Di tengah situasi genting tersebut, perhatian EIC beralih ke pesisir barat Sumatra. Wilayah ini dikenal sebagai salah satu penghasil lada terbaik yang belum sepenuhnya dikuasai oleh Belanda. Pada tahun 1685 Masehi, sebuah ekspedisi Inggris di bawah pimpinan Ralph Ord dan Benjamin Bloome tiba di pantai Bengkulu. Misi mereka jelas, yaitu menjalin hubungan dengan penguasa lokal dan mendirikan sebuah pos dagang baru.

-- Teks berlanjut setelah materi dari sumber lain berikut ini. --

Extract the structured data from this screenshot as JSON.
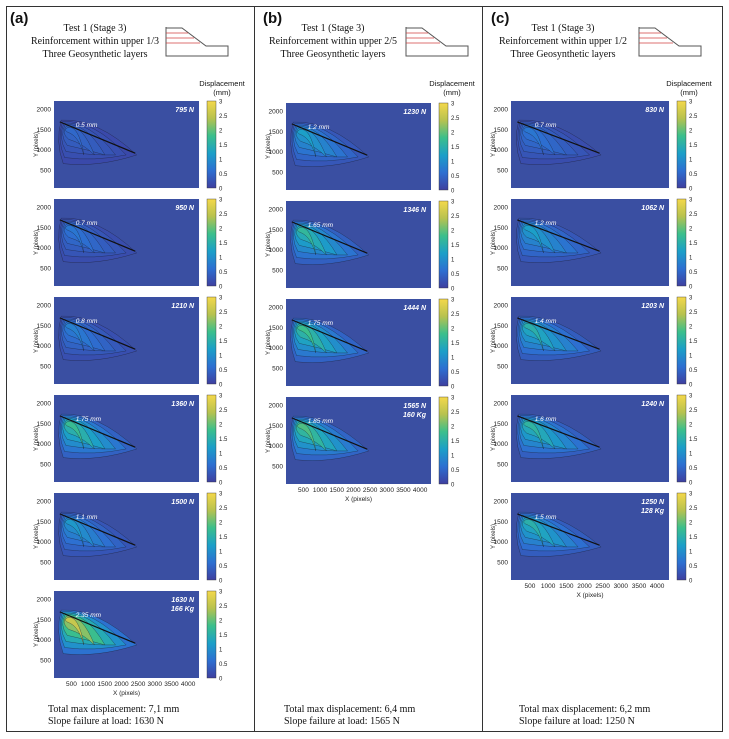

Kedatangan mereka disambut oleh para penguasa dari Kerajaan Selebar. Setelah melalui serangkaian negosiasi, Inggris berhasil mendapatkan izin untuk mendirikan sebuah benteng dan kantor dagang di muara Sungai Bengkulu. Sebagai imbalannya, mereka berjanji akan memberikan perlindungan kepada kerajaan lokal dari ancaman musuh, termasuk dari Kesultanan Banten yang pada saat itu bersekutu dengan Belanda. Kesepakatan ini menjadi awal dari kehadiran Inggris selama hampir 140 tahun di Bengkulu.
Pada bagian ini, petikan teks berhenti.